By “Super” Mario
This whole princess saving gig started when I had a little free time in-between jobs.
My brother Luigi and I had just quit our corporate plumbing jobs and figured we’re go into the business for ourselves. We had the skills, the willpower and those little metal sticks you shove down the pipes. What more to plumbing was there? The only problem was getting customers. Back in the early ’80s nobody knew who the Super Mario Brothers (a name that Luigi never particularly cared for) were and those that did sure as hell didn’t want to hire two illegal Italian immigrants from the Mushroom Kingdom. Work was light and we were really pounding our heads against the wall trying to figure out what we could do to get a little publicity to our brand.
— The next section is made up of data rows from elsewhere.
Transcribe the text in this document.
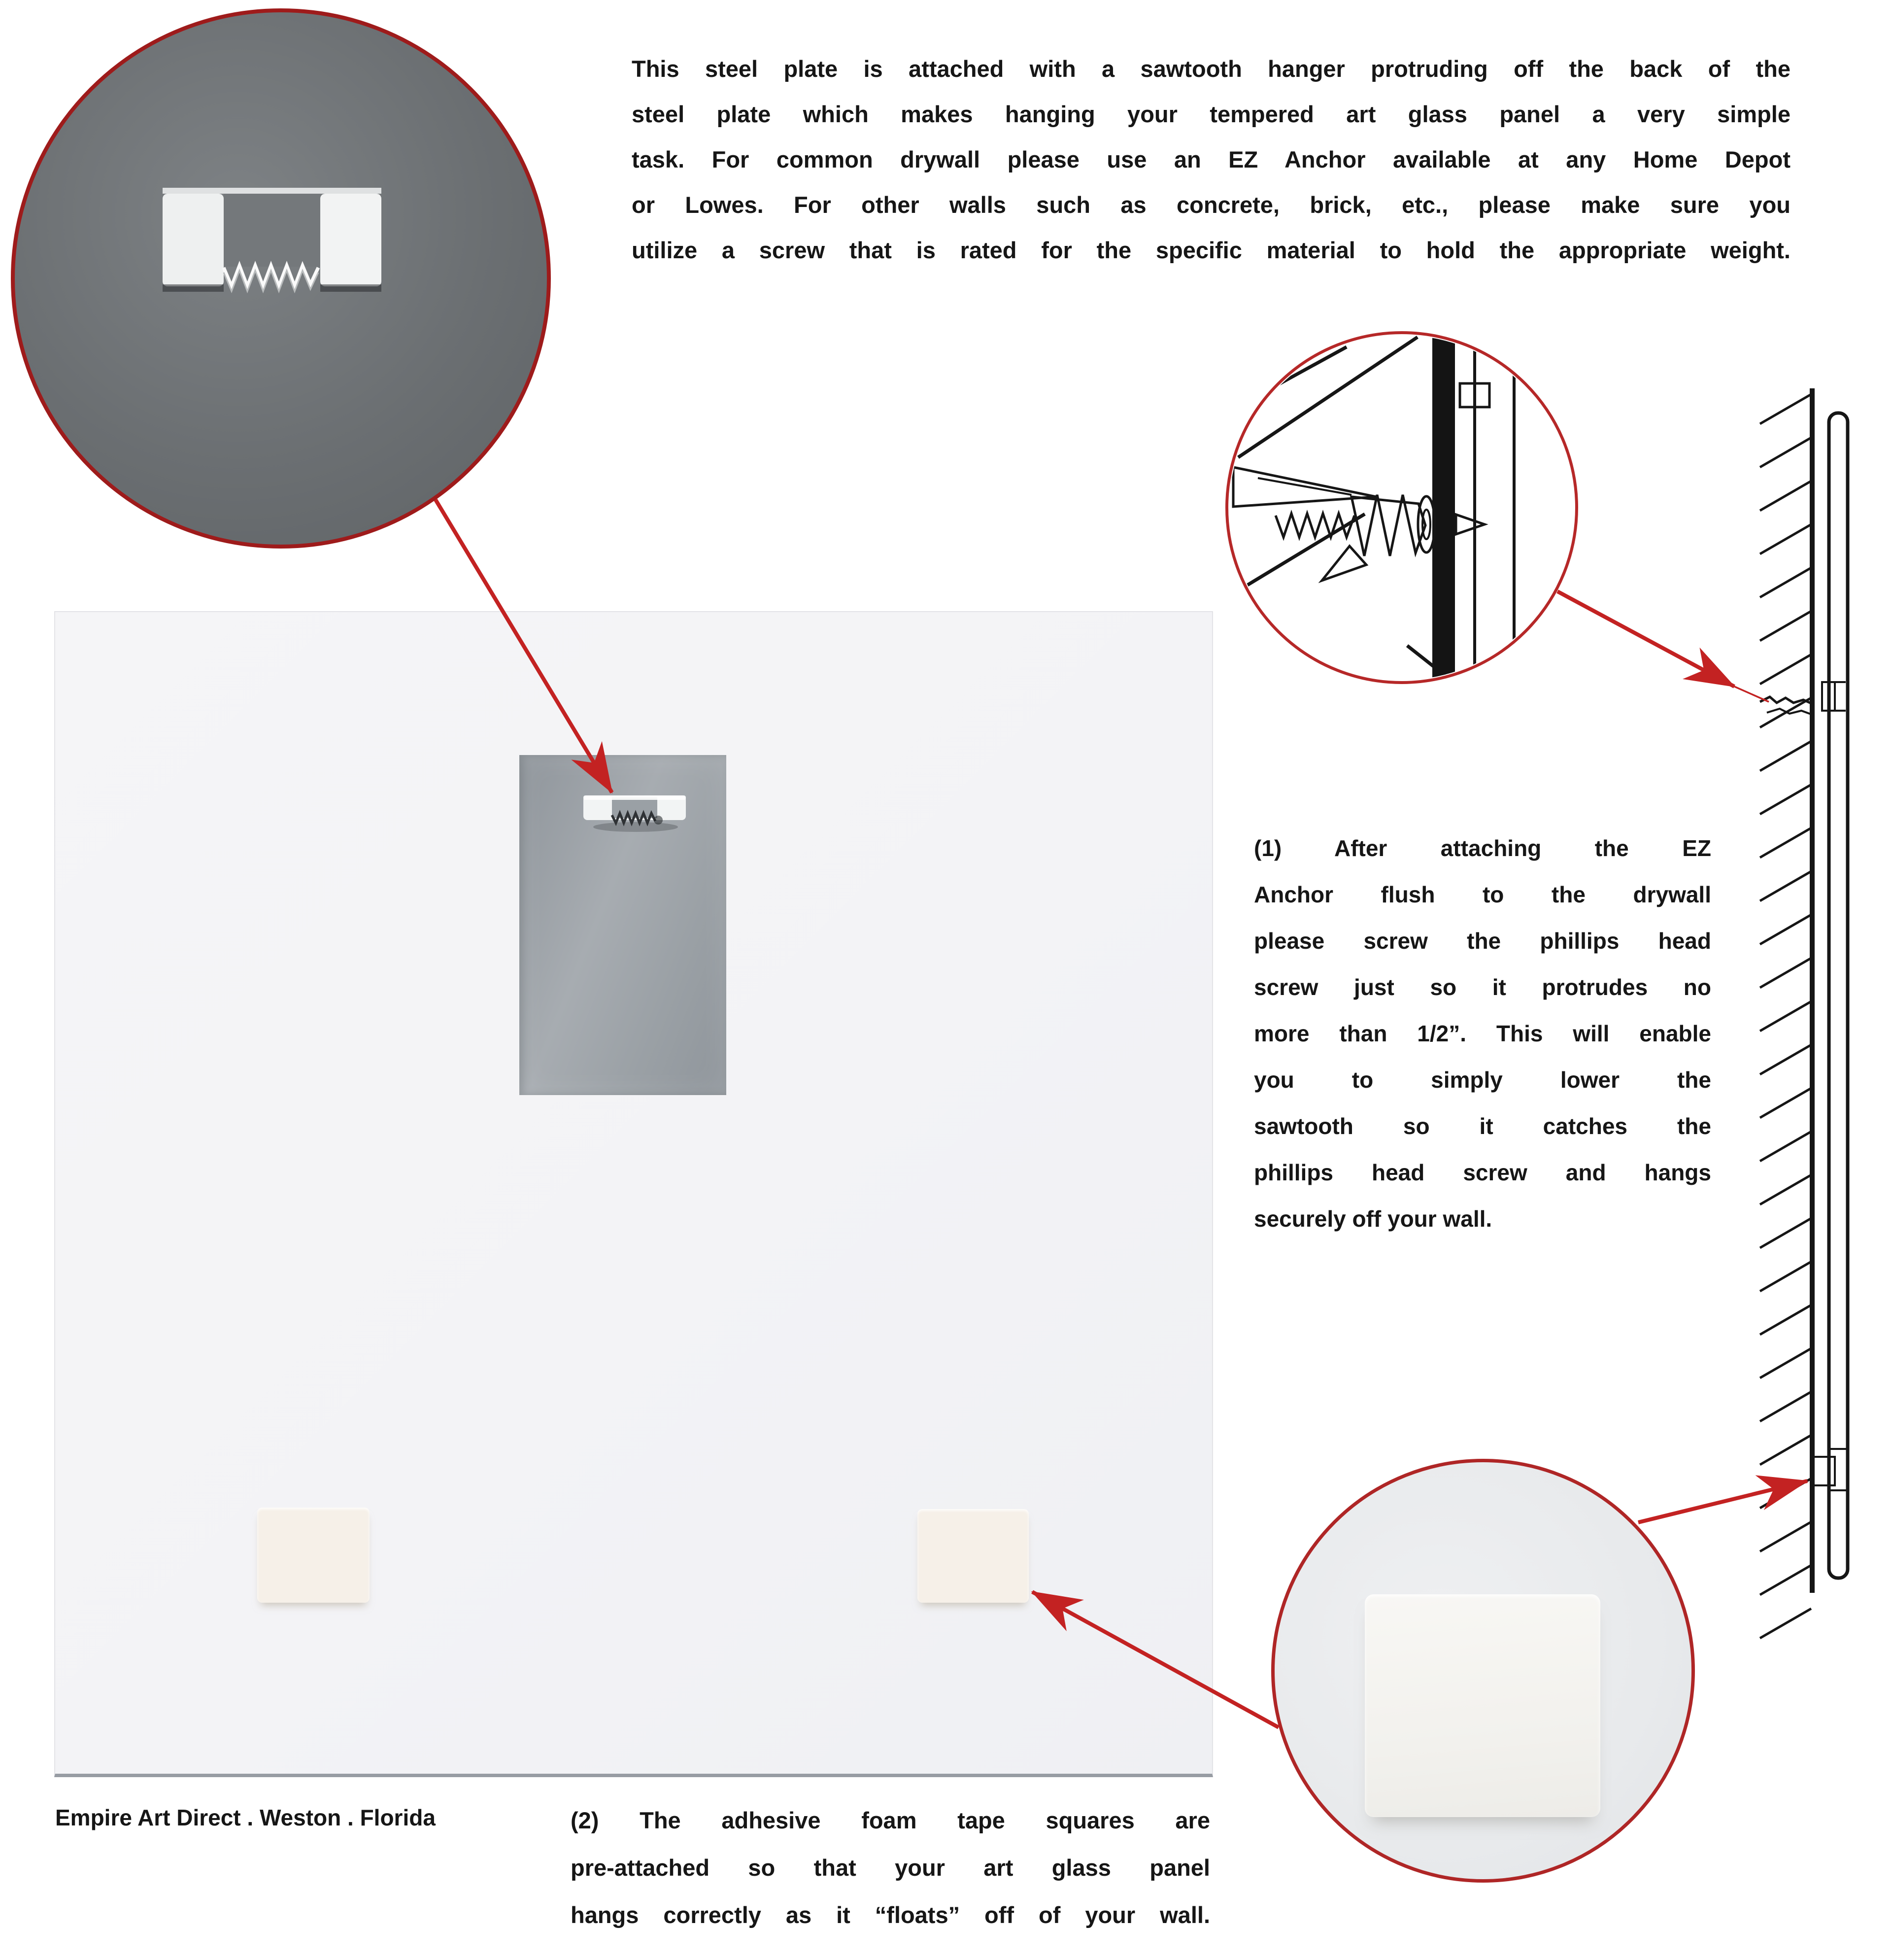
This steel plate is attached with a sawtooth hanger protruding off the back of the
steel plate which makes hanging your tempered art glass panel a very simple
task. For common drywall please use an EZ Anchor available at any Home Depot
or Lowes. For other walls such as concrete, brick, etc., please make sure you
utilize a screw that is rated for the specific material to hold the appropriate weight.
(1) After attaching the EZ
Anchor flush to the drywall
please screw the phillips head
screw just so it protrudes no
more than 1/2”. This will enable
you to simply lower the
sawtooth so it catches the
phillips head screw and hangs
securely off your wall.
(2) The adhesive foam tape squares are
pre-attached so that your art glass panel
hangs correctly as it “floats” off of your wall.
Empire Art Direct . Weston . Florida
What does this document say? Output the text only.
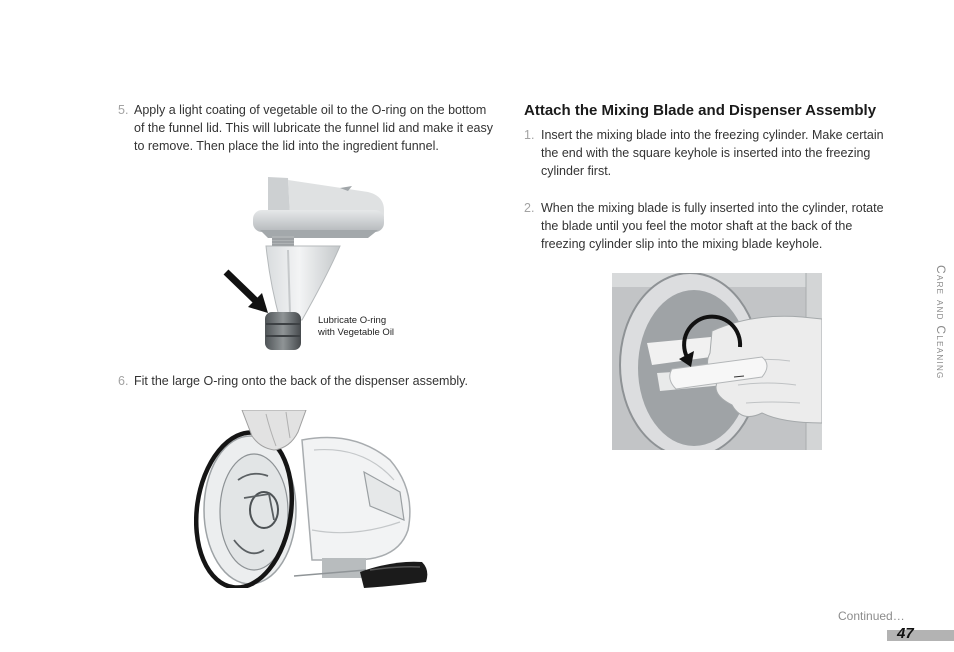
5. Apply a light coating of vegetable oil to the O-ring on the bottom
of the funnel lid. This will lubricate the funnel lid and make it easy
to remove. Then place the lid into the ingredient funnel.
Lubricate O-ring
with Vegetable Oil
6. Fit the large O-ring onto the back of the dispenser assembly.
Attach the Mixing Blade and Dispenser Assembly
1. Insert the mixing blade into the freezing cylinder. Make certain
the end with the square keyhole is inserted into the freezing
cylinder first.
2. When the mixing blade is fully inserted into the cylinder, rotate
the blade until you feel the motor shaft at the back of the
freezing cylinder slip into the mixing blade keyhole.
Care and Cleaning
Continued…
47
That’s when I read about the kidnapping of Princess Toadstool.
I figured that if we could save her, our names and company would get plastered all over the news and we’d start pulling down some serious business. Luigi wasn’t too into the idea but I dragged him along but he was so mad he refused to hang out on the same screen as me so we took turns trying to save her, which probably wasn’t the best way to go about it but you know how sibling rivalries can be. Finally, after throwing that jackass turtle-dragon-dinosaur jerkwad Bowser into lava about 9 times, we saved the Princess and, as I’d predicted, were all over the news. It was a win for the Super Mario Bros. any way you sliced it.
We were raking in jobs faster than we could finish them. A lot faster. Embarrassingly faster, to be honest with you. This isn’t something I’m proud to admit, but Luigi was really doing most of the work, business-side. I got way too into the celebrity of it all. Everyone wanted a piece of The Super Mario Bros. back then and I was more than willing to give it to ’em. Luigi was more of an introvert, the kind of guy that likes to keep his nose down and do the work. He was stupid like that. Me? I always wanted to be somebody. So that’s why, again and again, when Princess Toadstool (who later changed her name to Princess Peach for obvious reasons) continued to get kidnapped again and again I was always right there to save her. Which kind of seems like bullshit if you think about it.
Why would I be tasked with the responsibility of saving her? I’m just a plumber trying to get by! Doesn’t she have guards and soldiers for this shit? Doesn’t she have a damn army? Sometimes I think she wanted to get caught, like she got off on it somehow. It’s not like she couldn’t have avoided it, the dude does basically the same thing every time and she never sees it coming? Not only that, but she’s a sharp gal. I find it pretty difficult to believe that she couldn’t have gotten herself out of most of those jams using only a third of her brainpower at most. I’m not trying to victim blame here, but what does it take to put up a gate?
Not only that, but Bowser never seemed like that bad a dude to me. Other than the terrorism and kidnapping stuff, he’s downright pleasant. Yes, from time to time he attempts to destroy entire kingdoms, caring little or nothing about the lives of those he’s raining hellfire down on, but did you know he’s an avid golfer? Not to mention how hard he tears it up on the go-kart track. Heck, I’ve played tennis with the guy! Peach was there, too! Why would you invite a guy that’s always trying to slaughter your citizens and burn your villages to the ground to a party? That’s some pretty messed up behavior and I’ve gotta say it here and now; I think it’s all pretty fucked-up. I’m certainly not the kind of guy that’s ever going to say that someone was “asking for it” but when I see you golfing with the guy that locked you up in a cage for half of last month, it makes a fella wonder if he’s being taken for a ride.
If that’s what you two do to get your motors running, that’s all well and good, but you’ve made me a part of it and that’s just not cool. I’m not a part of your foreplay, I have a job I should be doing. Luigi’s been keeping he business afloat for the last thirty years and what have I been doing? Pretending to save a Princess again and again just so her and a dinosaur-turtle-dragon can get their rocks off? I’m a plumber, not a hero, and especially not a sex hero. I don’t even know if they have sex heroes, I guess they have everything these days and you’re a bigot for not knowing what every new thing is called, but dang it I’m just an old plumber-turned-hero that has had enough of wasting the best years of his life trying to help a dinosaur get a boner.
I can see the faces people give me start to change. At first they all gave me the hero treatment, “Oh, how brave!” “Oh, Mario, you’re so selfish!” “How many castles are there anyway?” but now? Now they barely even look me in the eye. Just a, “Oh, hey Mario,” like I’m showing up to a shift at Walmart. It isn’t Walmart, though, it’s the Mushroom fucking Kingdom during wartime and I want the goddamn respect that I think I’ve earned! I may make it look easy, but jumping on smiling turtles and kicking their asses down the line to murder all of the other smiling turtles is tough work. It takes precision. I… I just don’t think I can do it anymore.
When I thought I was saving a kingdom it was one thing, but it’s become abundantly clear to me that something is wrong here. I mean, we all played baseball together the other week! Who am I kidding here?
I’m no hero. Never was, never will be. I’m just a plumber. Hired to get a dinosaur hard enough to fuck a rich lady.